Как-то я не успел одеться после игр с только что убежавшей Инкой, девчонка сразу нырнула ко мне и приникла по всей длине. Мы оба вздрогнули. Она помедлила, но я был начеку. Почувствовав, что она изогнулась, как древко лука, я резко встал, замотавшись в одеяло.

– Прости! Умираю, хочу в уборную! – я специально сказал грубовато-невинное детское «в уборную». Отсек от нас взрослый мир и взрослые ухищрения.

Даже вспомная эти минуты, я говорил: «Прочь, не хочу никакой грязи! Ни в жизни, ни в мыслях!»

Можете назвать это чистоплюйством, я ничем не лучше прочих и только и делал, что даказывал это «городу и миру».

У меня ее «родственная» близость до той минуты не вызывала никаких чувств. И я не позволил ей перейти в новое качество. Равнодушие не грех, оно – единственное чувство, которое сближает нас со зверьем, «бездушным», безгрешным и не знающим жалости. Все остальные чувства еще хуже.

Я тогда ханжески поделился с ее матерью, она выговорила падчерице, и та, сверкая от ярости своими кошачьими гляделками, перестала по утрам приходить ко мне.

Чудеса на этом свете бывают, но не так часто, как требуется множеству обездоленных, которые не знают, как поправить свои дела без чудес. Чудо – большая редкость, часто оно – последнее, что видит человек перед смертью, так что ему и рассказать-то о чуде некому, да и времени уже не остается. Эти редкие минуты призваны открыть человеку чудесную природу жизни. Ту, что глядит на вас из прозрачных глаз редких красавиц. И в них, – я не отказываюсь от своих слов, – тоже обитает дьявол, но иногда он отступает, и чудо свершается. Легко и непринужденно. Вы смотрите в райский сад. Сад смерти. Рай и есть смерть, сад, полный цветов. Смерть не страшна для праведников. Для тех, кто отказался от радостей земных. Кто раз увидел такие глаза в такие минуты, тот спасен и без Веры. И знает их цвет – и цветов и глаз – серые, как пепел и гиацинт, синие, как море и гелиотроп, зеленые, как изумруд и канал в Венеции, не знающие покоя глаза.

Я встретил их в юности, но я побоялся в них всмотреться и наказан за это. Вру – я был ими награжден. Иначе кончиться не могло. Дай Бог в минуту смерти упасть в них.

Бог, верятно, есть. У Христа были такие глаза. Но кто в них смотрел долго, кроме Иуды? У Инны были когда-то такие глаза. Я уже не застал. Но ее когда-то написал художник, там она была с такими глазами. Как они гаснут? Если б не знать! Дочь не унаследовала. Портрет пострадал на одной выставке – его облил чем-то псих, подозреваю, ее любовник.
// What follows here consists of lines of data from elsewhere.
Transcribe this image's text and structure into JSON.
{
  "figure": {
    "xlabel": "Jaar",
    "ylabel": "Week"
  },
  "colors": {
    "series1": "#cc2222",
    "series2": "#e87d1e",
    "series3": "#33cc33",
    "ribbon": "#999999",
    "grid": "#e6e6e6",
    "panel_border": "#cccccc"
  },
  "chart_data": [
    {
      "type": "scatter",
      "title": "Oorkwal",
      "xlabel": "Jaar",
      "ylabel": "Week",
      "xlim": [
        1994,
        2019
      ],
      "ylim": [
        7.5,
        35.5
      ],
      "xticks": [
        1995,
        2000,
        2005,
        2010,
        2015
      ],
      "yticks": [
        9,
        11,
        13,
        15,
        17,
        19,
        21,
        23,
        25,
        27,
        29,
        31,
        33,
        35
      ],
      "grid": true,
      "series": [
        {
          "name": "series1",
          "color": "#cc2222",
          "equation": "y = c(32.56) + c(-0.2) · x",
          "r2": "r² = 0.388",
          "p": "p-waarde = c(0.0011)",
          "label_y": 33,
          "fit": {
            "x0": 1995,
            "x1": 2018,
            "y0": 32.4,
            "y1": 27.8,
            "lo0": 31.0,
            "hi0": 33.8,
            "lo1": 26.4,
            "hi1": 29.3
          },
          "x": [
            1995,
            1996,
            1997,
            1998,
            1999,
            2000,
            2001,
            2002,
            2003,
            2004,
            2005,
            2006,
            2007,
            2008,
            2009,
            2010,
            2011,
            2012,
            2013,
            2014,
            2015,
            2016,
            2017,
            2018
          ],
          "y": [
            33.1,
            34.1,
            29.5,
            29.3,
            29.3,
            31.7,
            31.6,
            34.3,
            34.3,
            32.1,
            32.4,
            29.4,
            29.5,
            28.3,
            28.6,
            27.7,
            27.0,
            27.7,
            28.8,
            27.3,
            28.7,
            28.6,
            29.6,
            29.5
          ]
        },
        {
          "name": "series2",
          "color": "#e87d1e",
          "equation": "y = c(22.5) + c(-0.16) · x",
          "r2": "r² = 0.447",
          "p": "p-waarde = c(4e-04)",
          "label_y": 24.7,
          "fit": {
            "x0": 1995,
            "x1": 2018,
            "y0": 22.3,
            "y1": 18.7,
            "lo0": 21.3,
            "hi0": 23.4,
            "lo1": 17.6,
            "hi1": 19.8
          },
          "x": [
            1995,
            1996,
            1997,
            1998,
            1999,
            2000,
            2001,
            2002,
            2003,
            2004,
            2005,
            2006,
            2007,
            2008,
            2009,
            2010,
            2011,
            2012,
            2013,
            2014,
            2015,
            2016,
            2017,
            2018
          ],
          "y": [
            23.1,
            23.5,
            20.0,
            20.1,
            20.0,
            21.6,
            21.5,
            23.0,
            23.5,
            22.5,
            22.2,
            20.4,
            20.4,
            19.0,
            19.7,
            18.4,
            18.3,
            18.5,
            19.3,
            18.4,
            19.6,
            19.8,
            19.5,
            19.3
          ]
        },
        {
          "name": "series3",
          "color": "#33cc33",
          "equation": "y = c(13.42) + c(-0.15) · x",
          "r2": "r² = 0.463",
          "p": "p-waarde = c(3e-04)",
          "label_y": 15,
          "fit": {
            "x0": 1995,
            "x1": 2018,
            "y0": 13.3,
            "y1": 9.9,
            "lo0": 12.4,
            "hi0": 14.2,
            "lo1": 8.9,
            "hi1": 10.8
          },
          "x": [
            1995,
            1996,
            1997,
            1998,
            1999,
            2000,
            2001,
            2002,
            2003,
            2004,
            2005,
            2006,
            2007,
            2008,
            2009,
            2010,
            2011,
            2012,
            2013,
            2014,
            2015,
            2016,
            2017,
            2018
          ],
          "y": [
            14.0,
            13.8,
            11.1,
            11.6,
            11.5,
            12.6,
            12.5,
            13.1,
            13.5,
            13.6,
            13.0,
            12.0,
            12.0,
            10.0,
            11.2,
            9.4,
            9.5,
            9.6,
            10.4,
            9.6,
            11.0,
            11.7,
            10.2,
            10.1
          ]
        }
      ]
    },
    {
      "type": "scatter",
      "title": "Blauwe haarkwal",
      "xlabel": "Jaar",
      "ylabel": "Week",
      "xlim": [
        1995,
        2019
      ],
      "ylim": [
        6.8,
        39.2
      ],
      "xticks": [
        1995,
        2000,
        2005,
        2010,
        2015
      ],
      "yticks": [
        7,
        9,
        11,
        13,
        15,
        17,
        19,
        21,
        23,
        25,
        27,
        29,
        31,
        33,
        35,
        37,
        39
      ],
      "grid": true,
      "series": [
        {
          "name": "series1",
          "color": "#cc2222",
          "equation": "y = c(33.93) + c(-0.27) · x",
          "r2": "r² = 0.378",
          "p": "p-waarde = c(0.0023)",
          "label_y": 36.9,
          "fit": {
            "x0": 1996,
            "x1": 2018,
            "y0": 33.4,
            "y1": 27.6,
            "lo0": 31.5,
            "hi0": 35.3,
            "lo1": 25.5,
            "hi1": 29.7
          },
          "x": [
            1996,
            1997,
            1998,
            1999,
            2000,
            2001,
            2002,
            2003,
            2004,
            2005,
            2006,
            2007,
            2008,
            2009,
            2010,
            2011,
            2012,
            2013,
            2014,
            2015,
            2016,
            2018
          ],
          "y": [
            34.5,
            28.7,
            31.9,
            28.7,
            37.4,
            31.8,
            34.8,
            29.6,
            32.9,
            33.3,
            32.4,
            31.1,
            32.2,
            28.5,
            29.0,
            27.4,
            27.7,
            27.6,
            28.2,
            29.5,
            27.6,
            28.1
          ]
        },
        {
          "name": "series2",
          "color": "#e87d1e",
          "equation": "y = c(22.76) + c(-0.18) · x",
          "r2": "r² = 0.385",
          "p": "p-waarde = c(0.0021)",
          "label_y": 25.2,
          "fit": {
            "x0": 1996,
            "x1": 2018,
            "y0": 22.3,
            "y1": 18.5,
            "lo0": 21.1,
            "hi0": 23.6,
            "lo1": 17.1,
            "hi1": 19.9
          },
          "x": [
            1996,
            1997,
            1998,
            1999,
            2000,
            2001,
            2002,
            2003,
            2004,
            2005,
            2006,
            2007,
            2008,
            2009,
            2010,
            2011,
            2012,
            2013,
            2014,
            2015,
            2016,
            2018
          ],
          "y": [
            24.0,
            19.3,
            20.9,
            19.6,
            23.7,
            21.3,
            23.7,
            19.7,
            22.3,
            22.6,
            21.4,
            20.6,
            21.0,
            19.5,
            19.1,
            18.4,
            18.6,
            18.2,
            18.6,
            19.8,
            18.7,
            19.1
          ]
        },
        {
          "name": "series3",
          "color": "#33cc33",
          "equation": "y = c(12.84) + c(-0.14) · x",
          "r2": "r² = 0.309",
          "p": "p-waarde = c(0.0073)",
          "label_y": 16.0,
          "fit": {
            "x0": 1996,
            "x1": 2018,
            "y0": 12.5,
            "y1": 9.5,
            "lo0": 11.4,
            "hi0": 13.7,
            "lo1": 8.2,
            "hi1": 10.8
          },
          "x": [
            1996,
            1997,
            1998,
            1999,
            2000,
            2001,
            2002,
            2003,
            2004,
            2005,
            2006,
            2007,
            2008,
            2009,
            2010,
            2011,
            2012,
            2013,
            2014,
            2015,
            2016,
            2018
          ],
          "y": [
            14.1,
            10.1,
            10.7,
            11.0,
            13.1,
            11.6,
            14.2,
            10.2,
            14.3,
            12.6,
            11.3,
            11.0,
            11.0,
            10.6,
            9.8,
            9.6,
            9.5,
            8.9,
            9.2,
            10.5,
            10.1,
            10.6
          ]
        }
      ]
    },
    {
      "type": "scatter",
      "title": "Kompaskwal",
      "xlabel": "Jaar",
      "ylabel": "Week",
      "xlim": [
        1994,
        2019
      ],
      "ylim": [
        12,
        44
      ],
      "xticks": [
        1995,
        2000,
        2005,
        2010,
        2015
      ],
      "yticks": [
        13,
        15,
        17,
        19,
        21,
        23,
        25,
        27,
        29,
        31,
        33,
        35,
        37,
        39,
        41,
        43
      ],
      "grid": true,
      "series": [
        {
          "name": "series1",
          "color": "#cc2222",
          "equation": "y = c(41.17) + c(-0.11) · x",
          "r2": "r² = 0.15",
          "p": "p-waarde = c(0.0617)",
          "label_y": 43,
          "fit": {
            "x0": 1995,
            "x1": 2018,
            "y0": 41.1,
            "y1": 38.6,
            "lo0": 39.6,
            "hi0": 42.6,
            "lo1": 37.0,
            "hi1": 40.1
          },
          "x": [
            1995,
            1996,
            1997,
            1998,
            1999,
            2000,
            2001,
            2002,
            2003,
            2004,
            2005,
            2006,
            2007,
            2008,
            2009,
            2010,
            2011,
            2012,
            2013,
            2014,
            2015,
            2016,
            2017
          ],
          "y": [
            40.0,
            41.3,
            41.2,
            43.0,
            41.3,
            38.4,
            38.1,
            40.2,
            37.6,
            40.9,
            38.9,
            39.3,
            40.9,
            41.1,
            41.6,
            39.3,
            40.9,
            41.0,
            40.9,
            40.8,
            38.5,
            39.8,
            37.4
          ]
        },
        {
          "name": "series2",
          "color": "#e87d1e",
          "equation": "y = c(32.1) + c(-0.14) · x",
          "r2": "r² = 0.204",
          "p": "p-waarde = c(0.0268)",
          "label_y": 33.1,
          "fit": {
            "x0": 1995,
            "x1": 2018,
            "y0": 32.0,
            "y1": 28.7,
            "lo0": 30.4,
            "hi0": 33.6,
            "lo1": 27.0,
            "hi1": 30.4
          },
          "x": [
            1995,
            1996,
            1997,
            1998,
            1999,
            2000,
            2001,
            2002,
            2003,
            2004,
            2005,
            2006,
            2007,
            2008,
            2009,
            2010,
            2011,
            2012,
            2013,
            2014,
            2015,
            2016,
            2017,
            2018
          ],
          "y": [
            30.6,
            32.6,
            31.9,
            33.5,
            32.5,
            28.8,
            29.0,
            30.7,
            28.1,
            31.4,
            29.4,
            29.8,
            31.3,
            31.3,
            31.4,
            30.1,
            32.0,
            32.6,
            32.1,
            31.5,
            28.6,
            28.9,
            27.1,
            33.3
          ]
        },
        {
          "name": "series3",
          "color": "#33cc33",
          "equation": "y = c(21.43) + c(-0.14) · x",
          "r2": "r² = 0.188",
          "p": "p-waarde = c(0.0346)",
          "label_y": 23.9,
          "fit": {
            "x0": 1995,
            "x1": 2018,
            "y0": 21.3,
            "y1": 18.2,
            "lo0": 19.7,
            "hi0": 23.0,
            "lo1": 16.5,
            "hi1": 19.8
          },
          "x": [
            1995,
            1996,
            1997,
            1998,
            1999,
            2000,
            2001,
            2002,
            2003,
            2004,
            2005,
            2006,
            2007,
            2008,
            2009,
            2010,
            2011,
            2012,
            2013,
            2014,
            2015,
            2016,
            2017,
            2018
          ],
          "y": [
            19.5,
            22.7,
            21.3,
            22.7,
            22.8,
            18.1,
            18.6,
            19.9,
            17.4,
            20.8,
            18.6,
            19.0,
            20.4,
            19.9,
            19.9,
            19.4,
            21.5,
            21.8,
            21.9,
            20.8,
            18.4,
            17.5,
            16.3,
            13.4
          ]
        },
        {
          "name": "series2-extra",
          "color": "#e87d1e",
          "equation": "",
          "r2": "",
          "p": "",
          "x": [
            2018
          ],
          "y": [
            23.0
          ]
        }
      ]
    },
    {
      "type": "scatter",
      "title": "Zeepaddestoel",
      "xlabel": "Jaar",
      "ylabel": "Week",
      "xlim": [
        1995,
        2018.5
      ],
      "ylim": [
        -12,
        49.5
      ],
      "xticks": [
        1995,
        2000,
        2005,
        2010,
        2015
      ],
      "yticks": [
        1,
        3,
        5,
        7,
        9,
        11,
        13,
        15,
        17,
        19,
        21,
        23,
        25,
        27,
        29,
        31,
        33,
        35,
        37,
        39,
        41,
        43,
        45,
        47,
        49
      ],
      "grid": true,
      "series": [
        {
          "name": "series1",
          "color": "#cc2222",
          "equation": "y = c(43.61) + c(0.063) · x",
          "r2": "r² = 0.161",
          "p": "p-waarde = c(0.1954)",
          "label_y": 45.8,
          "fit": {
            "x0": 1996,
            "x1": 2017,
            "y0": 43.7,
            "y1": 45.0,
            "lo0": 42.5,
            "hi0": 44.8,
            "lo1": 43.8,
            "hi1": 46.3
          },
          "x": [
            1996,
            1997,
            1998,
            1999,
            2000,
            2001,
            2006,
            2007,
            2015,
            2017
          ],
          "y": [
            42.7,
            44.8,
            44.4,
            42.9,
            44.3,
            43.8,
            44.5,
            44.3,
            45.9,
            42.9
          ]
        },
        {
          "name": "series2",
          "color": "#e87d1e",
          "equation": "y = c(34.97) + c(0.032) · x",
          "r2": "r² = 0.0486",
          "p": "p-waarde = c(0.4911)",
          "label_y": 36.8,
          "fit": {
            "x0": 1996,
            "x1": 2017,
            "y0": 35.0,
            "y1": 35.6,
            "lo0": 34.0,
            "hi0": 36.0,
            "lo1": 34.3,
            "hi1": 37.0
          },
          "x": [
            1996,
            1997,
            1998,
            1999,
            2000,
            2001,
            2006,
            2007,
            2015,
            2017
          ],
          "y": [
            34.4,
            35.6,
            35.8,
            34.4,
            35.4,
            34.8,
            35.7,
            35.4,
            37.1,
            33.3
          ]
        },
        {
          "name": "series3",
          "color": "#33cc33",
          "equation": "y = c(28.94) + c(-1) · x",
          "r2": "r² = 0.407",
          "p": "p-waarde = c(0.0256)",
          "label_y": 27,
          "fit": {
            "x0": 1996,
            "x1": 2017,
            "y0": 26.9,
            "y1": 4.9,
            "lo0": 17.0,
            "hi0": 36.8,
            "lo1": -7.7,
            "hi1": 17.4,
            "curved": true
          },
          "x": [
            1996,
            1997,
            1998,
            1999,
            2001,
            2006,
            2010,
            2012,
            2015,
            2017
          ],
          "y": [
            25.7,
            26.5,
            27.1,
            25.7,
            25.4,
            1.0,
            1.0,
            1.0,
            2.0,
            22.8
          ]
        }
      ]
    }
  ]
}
После реставрации все пропало.

Теперь эта женщина умирает, так и не узнав, что такое счастье.

Вряд ли она надеялась, что приду я, единственный, кто знал про ее глаза.

Ее отец был веселый и талантливый человек. Его посадили, когда она была крохой. Мать соврала что-то вроде «поехал в Африку, приедет и привезет тебе львенка!» Она ждала. Про львенка мать писала ему в лагерь. Он сшил его из куска арестантского одеяла, набил сухой травой с плаца на зоне, вместо глаз уже на свободе вшил два сапфира – наследство его бабки, из «бывших». Матери с дочкой до самой смерти ничего не сказал. «Приданое, – написал он на клочке, вшитом в игрушку. – Пригодится, когда Инка выйдет замуж. Найди их, моя ласточка! Они, как твои глаза – ясные и чистые». И нашли они с матерью. Поздно. Он уже умер к тому времени. Девочка сохранила львенка. Можно сказать, чудом: пришли делать обыск уже в связи с обвинениями отчима, львенка отняли и распороли. На глаза не обратили внимания. На них были нанесены краской блики. Отчима не взяли. Описали имущество, кроме львенка ничего не осталось у них тогда.